Sunil divenne immenso e il suo volto mutava costantemente. Anil vide il volto di suo padre e di sua madre, di tutte le persone che aveva conosciuto e incontrato e i volti di innumerevoli sconosciuti. Vide il volto dell’Uomo e poi solo luce. Ora un sole immenso lo fissava. Udì la voce di Sunil parlargli dentro la testa senza emettere alcun suono. “Anil, non c’è più bisogno per te di varcare quella soglia. In virtù del nostro vincolo karmico ti libero dalla sofferenza che ti trascini da molte esistenze. Ora vai, torna a indossare un corpo terreno e dai ascolto alla voce del Cuore. Vivi una vita vera al servizio di Mahadev e di tutti quelli che sono ancora sordi al Suo richiamo. Fai una promessa a te stesso; non seguire più il sentiero che conduce alla notte più nera e nemmeno quello che conduce ad altrettanti effimeri sogni di gloria ultraterrena. Segui il sentiero di mezzo che ti porterà dritto alla tua Autentica Natura e sarai libero, come me. Non ci saranno più limiti, nè barriere, perchè chi conosce se stesso,  chi è padrone di Sè, conosce l’universo intero. Ora vai e non dimenticare!”
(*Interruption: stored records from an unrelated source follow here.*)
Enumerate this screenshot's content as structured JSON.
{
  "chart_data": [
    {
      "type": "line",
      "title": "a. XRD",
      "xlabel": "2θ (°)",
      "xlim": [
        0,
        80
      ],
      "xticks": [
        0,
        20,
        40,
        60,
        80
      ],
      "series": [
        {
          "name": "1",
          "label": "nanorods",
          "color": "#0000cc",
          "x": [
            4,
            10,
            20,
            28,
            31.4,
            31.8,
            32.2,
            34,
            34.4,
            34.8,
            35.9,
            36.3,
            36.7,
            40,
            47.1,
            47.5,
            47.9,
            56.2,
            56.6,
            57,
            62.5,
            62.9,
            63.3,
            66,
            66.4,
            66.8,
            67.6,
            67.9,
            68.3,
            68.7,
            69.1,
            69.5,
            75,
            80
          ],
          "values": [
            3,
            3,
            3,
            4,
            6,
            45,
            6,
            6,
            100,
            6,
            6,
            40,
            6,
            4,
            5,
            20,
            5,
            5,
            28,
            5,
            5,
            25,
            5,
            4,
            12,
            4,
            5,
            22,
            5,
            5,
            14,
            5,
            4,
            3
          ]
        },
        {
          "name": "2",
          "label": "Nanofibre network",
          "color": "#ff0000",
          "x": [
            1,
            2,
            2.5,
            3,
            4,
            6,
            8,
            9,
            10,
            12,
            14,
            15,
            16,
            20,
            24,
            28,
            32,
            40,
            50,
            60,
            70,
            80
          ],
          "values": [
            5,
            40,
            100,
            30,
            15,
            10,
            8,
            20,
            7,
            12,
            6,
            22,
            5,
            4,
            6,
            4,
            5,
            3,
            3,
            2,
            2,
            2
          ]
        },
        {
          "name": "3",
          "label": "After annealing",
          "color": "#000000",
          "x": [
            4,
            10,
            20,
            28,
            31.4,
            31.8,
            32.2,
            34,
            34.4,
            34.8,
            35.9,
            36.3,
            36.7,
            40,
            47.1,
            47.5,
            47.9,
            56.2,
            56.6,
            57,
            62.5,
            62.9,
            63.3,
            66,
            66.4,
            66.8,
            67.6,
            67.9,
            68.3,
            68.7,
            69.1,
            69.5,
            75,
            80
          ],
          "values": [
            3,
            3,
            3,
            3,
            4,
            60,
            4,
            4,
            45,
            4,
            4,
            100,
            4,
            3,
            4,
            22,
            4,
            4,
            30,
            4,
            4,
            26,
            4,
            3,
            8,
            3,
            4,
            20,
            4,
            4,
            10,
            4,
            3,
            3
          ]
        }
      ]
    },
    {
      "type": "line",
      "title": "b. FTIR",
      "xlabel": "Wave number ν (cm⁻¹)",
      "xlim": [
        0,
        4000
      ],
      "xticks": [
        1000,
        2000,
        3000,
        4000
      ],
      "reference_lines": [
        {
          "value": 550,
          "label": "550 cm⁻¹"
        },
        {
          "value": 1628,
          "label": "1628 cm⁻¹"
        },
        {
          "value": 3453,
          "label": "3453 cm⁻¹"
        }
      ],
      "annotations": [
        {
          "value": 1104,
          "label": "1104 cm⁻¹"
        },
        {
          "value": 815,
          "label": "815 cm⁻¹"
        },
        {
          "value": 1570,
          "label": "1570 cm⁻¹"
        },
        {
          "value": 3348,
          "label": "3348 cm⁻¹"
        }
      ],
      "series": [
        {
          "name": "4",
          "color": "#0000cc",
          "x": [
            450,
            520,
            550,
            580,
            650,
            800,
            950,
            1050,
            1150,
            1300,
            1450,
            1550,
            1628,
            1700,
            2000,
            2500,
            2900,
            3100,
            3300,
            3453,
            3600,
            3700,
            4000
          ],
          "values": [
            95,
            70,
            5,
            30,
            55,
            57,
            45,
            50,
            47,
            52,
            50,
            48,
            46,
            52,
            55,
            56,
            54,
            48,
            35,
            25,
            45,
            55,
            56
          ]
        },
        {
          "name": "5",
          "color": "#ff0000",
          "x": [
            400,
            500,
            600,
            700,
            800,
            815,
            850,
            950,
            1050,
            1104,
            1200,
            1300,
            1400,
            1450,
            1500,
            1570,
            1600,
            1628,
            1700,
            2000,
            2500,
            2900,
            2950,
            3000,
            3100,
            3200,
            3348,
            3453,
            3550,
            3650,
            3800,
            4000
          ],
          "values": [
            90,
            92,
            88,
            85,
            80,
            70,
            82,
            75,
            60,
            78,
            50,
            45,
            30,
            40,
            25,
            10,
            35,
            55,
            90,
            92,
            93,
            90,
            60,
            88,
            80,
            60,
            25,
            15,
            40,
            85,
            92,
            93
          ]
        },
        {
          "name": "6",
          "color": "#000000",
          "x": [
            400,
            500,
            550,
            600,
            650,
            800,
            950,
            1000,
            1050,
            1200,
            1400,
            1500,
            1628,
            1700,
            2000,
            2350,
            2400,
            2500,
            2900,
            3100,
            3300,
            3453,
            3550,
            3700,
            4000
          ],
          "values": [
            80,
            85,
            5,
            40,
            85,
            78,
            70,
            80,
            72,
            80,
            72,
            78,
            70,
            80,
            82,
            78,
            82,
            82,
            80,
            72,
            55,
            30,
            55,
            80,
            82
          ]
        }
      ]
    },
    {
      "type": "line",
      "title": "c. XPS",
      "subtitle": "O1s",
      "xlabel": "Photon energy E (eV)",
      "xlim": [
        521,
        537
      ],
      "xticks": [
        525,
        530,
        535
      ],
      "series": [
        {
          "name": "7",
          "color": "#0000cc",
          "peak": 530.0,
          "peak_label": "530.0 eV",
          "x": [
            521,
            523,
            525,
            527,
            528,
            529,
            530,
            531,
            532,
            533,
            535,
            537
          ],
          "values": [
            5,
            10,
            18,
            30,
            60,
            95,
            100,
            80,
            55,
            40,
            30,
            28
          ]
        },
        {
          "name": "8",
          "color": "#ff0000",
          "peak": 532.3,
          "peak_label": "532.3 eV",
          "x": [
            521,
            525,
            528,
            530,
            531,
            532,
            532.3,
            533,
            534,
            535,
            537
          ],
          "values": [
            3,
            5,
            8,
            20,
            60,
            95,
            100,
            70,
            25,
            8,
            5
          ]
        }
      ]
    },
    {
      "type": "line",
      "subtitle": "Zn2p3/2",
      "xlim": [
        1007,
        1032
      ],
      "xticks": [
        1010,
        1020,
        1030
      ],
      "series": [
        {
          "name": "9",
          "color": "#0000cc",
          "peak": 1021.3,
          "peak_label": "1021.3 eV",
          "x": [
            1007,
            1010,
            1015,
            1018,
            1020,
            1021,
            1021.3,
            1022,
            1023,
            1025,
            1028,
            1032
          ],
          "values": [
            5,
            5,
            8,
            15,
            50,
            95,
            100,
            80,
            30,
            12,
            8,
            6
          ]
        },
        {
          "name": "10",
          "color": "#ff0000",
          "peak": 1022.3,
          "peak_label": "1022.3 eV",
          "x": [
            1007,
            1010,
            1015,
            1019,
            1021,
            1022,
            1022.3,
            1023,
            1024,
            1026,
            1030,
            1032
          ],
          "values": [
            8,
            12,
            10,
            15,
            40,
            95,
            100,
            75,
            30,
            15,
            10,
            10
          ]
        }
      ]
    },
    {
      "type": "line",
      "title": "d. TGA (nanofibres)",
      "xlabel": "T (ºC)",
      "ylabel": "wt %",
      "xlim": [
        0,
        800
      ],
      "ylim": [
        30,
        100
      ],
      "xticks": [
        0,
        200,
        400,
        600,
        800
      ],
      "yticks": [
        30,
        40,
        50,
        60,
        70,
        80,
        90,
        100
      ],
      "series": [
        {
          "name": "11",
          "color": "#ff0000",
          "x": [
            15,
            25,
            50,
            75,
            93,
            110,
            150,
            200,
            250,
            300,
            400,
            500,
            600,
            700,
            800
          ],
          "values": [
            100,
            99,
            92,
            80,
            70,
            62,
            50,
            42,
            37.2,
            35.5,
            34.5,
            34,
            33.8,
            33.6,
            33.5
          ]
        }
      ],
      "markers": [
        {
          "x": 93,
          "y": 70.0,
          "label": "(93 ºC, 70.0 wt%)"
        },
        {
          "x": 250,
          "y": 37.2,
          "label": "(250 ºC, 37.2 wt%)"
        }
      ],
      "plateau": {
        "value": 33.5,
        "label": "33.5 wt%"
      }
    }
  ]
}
Il Sole immenso allora si disciolse nel cielo infinito di quel Regno Ultraterreno e rimase solo una brezza leggera nell’aria e un profumo meraviglioso per il quale Anil nella sua prossima esistenza terrena proverà un’inspiegabile malinconica nostalgia. Il profumo di casa, di ciò che realmente siamo: l’odore meraviglioso e indescrivibile della nostra Autentica Natura.